# Sleep and Dreams > General Dream Discussion > Dream Interpretation >  >  Mom sleeping with my Boy friend

## skittykat

In my dream my boyfriend and i are in this apartment complex i used to live in when i was a teenager  so we are walking to the pool and he just dissappears so i start to look for him and now the whole apartment complex is like a swimming pool and im swimming around looking for him asking everyone finally i give up and go inside to my house to find my mom and my boyfriend not having sex but there hair was all messed up and they looked caught i dont know what they were doing.What else would they be doing?!

----------


## little_luna

> In my dream my boyfriend and i are in this apartment complex i used to live in when i was a teenager  so we are walking to the pool and he just dissappears so i start to look for him and now the whole apartment complex is like a swimming pool and im swimming around looking for him asking everyone finally i give up and go inside to my house to find my mom and my boyfriend not having sex but there hair was all messed up and they looked caught i dont know what they were doing.What else would they be doing?!

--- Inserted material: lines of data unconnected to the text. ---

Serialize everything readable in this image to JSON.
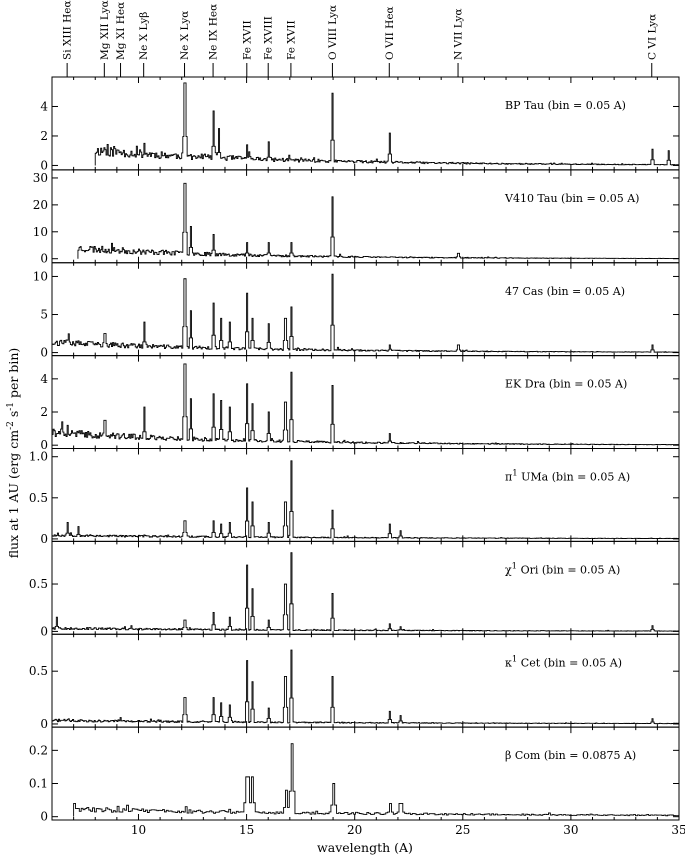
{
  "chart_data": {
    "type": "line",
    "xlabel": "wavelength (A)",
    "ylabel": "flux at 1 AU (erg cm",
    "ylabel_sup1": "-2",
    "ylabel_mid": " s",
    "ylabel_sup2": "-1",
    "ylabel_end": " per bin)",
    "xlim": [
      6,
      35
    ],
    "x_ticks": [
      10,
      15,
      20,
      25,
      30,
      35
    ],
    "grid": false,
    "line_ids": [
      {
        "label": "Si XIII Heα",
        "x": 6.7
      },
      {
        "label": "Mg XII Lyα",
        "x": 8.42
      },
      {
        "label": "Mg XI Heα",
        "x": 9.17
      },
      {
        "label": "Ne X Lyβ",
        "x": 10.24
      },
      {
        "label": "Ne X Lyα",
        "x": 12.13
      },
      {
        "label": "Ne IX Heα",
        "x": 13.45
      },
      {
        "label": "Fe XVII",
        "x": 15.01
      },
      {
        "label": "Fe XVIII",
        "x": 16.0
      },
      {
        "label": "Fe XVII",
        "x": 17.05
      },
      {
        "label": "O VIII Lyα",
        "x": 18.97
      },
      {
        "label": "O VII Heα",
        "x": 21.6
      },
      {
        "label": "N VII Lyα",
        "x": 24.78
      },
      {
        "label": "C VI Lyα",
        "x": 33.74
      }
    ],
    "panels": [
      {
        "name": "BP Tau (bin = 0.05 A)",
        "ylim": [
          -0.3,
          6.0
        ],
        "yticks": [
          "0",
          "2",
          "4"
        ],
        "ytick_values": [
          0,
          2,
          4
        ],
        "xstart": 8.0,
        "continuum": 0.9,
        "noise": 0.7,
        "decay": 0.9,
        "seed": 11,
        "bin": 0.05,
        "peaks": [
          [
            12.13,
            5.6
          ],
          [
            13.45,
            3.7
          ],
          [
            13.7,
            2.5
          ],
          [
            15.01,
            1.4
          ],
          [
            16.0,
            1.6
          ],
          [
            18.97,
            4.9
          ],
          [
            21.6,
            2.2
          ],
          [
            10.24,
            1.5
          ],
          [
            8.42,
            1.2
          ],
          [
            33.74,
            1.1
          ],
          [
            34.5,
            1.0
          ]
        ]
      },
      {
        "name": "V410 Tau (bin = 0.05 A)",
        "ylim": [
          -1.5,
          33.0
        ],
        "yticks": [
          "0",
          "10",
          "20",
          "30"
        ],
        "ytick_values": [
          0,
          10,
          20,
          30
        ],
        "xstart": 7.2,
        "continuum": 3.5,
        "noise": 3.0,
        "decay": 1.1,
        "seed": 23,
        "bin": 0.05,
        "peaks": [
          [
            12.13,
            28.0
          ],
          [
            12.4,
            12.0
          ],
          [
            13.45,
            9.0
          ],
          [
            15.01,
            6.0
          ],
          [
            16.0,
            6.0
          ],
          [
            17.05,
            6.0
          ],
          [
            18.97,
            23.0
          ],
          [
            24.78,
            2.0
          ]
        ]
      },
      {
        "name": "47 Cas (bin = 0.05 A)",
        "ylim": [
          -0.4,
          11.8
        ],
        "yticks": [
          "0",
          "5",
          "10"
        ],
        "ytick_values": [
          0,
          5,
          10
        ],
        "xstart": 6.0,
        "continuum": 1.2,
        "noise": 0.9,
        "decay": 0.85,
        "seed": 37,
        "bin": 0.05,
        "peaks": [
          [
            12.13,
            9.7
          ],
          [
            12.4,
            5.5
          ],
          [
            13.45,
            6.5
          ],
          [
            13.8,
            4.5
          ],
          [
            14.2,
            4.0
          ],
          [
            15.01,
            7.8
          ],
          [
            15.26,
            4.5
          ],
          [
            16.0,
            3.8
          ],
          [
            16.78,
            4.5
          ],
          [
            17.05,
            6.0
          ],
          [
            18.97,
            10.3
          ],
          [
            10.24,
            4.0
          ],
          [
            8.42,
            2.5
          ],
          [
            21.6,
            1.0
          ],
          [
            24.78,
            1.0
          ],
          [
            33.74,
            1.0
          ]
        ]
      },
      {
        "name": "EK Dra (bin = 0.05 A)",
        "ylim": [
          -0.2,
          5.4
        ],
        "yticks": [
          "0",
          "2",
          "4"
        ],
        "ytick_values": [
          0,
          2,
          4
        ],
        "xstart": 6.0,
        "continuum": 0.7,
        "noise": 0.5,
        "decay": 0.9,
        "seed": 41,
        "bin": 0.05,
        "peaks": [
          [
            12.13,
            4.9
          ],
          [
            12.4,
            2.8
          ],
          [
            13.45,
            3.1
          ],
          [
            13.8,
            2.7
          ],
          [
            14.2,
            2.3
          ],
          [
            15.01,
            3.7
          ],
          [
            15.26,
            2.5
          ],
          [
            16.0,
            2.0
          ],
          [
            16.78,
            2.6
          ],
          [
            17.05,
            4.4
          ],
          [
            18.97,
            3.6
          ],
          [
            10.24,
            2.3
          ],
          [
            8.42,
            1.5
          ],
          [
            21.6,
            0.7
          ],
          [
            6.7,
            1.2
          ]
        ]
      },
      {
        "name": "UMa (bin = 0.05 A)",
        "name_prefix": "π",
        "name_sup": "1",
        "ylim": [
          -0.03,
          1.1
        ],
        "yticks": [
          "0",
          "0.5",
          "1.0"
        ],
        "ytick_values": [
          0,
          0.5,
          1.0
        ],
        "xstart": 6.0,
        "continuum": 0.04,
        "noise": 0.03,
        "decay": 0.6,
        "seed": 53,
        "bin": 0.05,
        "peaks": [
          [
            12.13,
            0.22
          ],
          [
            13.45,
            0.22
          ],
          [
            13.8,
            0.18
          ],
          [
            14.2,
            0.2
          ],
          [
            15.01,
            0.62
          ],
          [
            15.26,
            0.45
          ],
          [
            16.0,
            0.2
          ],
          [
            16.78,
            0.45
          ],
          [
            17.05,
            0.95
          ],
          [
            18.97,
            0.35
          ],
          [
            21.6,
            0.18
          ],
          [
            22.1,
            0.1
          ],
          [
            6.7,
            0.2
          ],
          [
            7.2,
            0.15
          ]
        ]
      },
      {
        "name": "Ori (bin = 0.05 A)",
        "name_prefix": "χ",
        "name_sup": "1",
        "ylim": [
          -0.03,
          0.95
        ],
        "yticks": [
          "0",
          "0.5"
        ],
        "ytick_values": [
          0,
          0.5
        ],
        "xstart": 6.0,
        "continuum": 0.03,
        "noise": 0.025,
        "decay": 0.6,
        "seed": 67,
        "bin": 0.05,
        "peaks": [
          [
            12.13,
            0.12
          ],
          [
            13.45,
            0.2
          ],
          [
            14.2,
            0.15
          ],
          [
            15.01,
            0.7
          ],
          [
            15.26,
            0.45
          ],
          [
            16.0,
            0.12
          ],
          [
            16.78,
            0.5
          ],
          [
            17.05,
            0.83
          ],
          [
            18.97,
            0.4
          ],
          [
            21.6,
            0.08
          ],
          [
            22.1,
            0.05
          ],
          [
            33.74,
            0.06
          ],
          [
            6.2,
            0.15
          ]
        ]
      },
      {
        "name": "Cet (bin = 0.05 A)",
        "name_prefix": "κ",
        "name_sup": "1",
        "ylim": [
          -0.03,
          0.85
        ],
        "yticks": [
          "0",
          "0.5"
        ],
        "ytick_values": [
          0,
          0.5
        ],
        "xstart": 6.0,
        "continuum": 0.03,
        "noise": 0.025,
        "decay": 0.6,
        "seed": 71,
        "bin": 0.05,
        "peaks": [
          [
            12.13,
            0.25
          ],
          [
            13.45,
            0.25
          ],
          [
            13.8,
            0.2
          ],
          [
            14.2,
            0.18
          ],
          [
            15.01,
            0.6
          ],
          [
            15.26,
            0.4
          ],
          [
            16.0,
            0.15
          ],
          [
            16.78,
            0.45
          ],
          [
            17.05,
            0.7
          ],
          [
            18.97,
            0.45
          ],
          [
            21.6,
            0.12
          ],
          [
            22.1,
            0.08
          ],
          [
            9.17,
            0.06
          ],
          [
            33.74,
            0.05
          ]
        ]
      },
      {
        "name": "Com (bin = 0.0875 A)",
        "name_prefix": "β",
        "ylim": [
          -0.01,
          0.27
        ],
        "yticks": [
          "0",
          "0.1",
          "0.2"
        ],
        "ytick_values": [
          0,
          0.1,
          0.2
        ],
        "xstart": 7.0,
        "continuum": 0.02,
        "noise": 0.015,
        "decay": 0.5,
        "seed": 83,
        "bin": 0.0875,
        "peaks": [
          [
            15.01,
            0.12
          ],
          [
            15.26,
            0.12
          ],
          [
            16.78,
            0.08
          ],
          [
            17.05,
            0.22
          ],
          [
            18.97,
            0.1
          ],
          [
            21.6,
            0.04
          ],
          [
            22.1,
            0.04
          ],
          [
            12.13,
            0.03
          ],
          [
            7.0,
            0.04
          ]
        ]
      }
    ]
  }
}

are you afraid of turning in to be like youre mom?
cause if you are it migth be a metafore 
for wondering if he stil will be whit you if you are like youre mother 
but i dont know more

----------


## Keitorin

> In my dream my boyfriend and i are in this apartment complex i used to live in when i was a teenager  so we are walking to the pool and he just dissappears so i start to look for him and now the whole apartment complex is like a swimming pool and im swimming around looking for him asking everyone finally i give up and go inside to my house to find my mom and my boyfriend not having sex but there hair was all messed up and they looked caught i dont know what they were doing.What else would they be doing?!



It kind of sounds like you're afraid of losing him to someone else. Does your mother have any qualities you'd like to have? Maybe you think a quality she has is more like what your boyfriend wants.

----------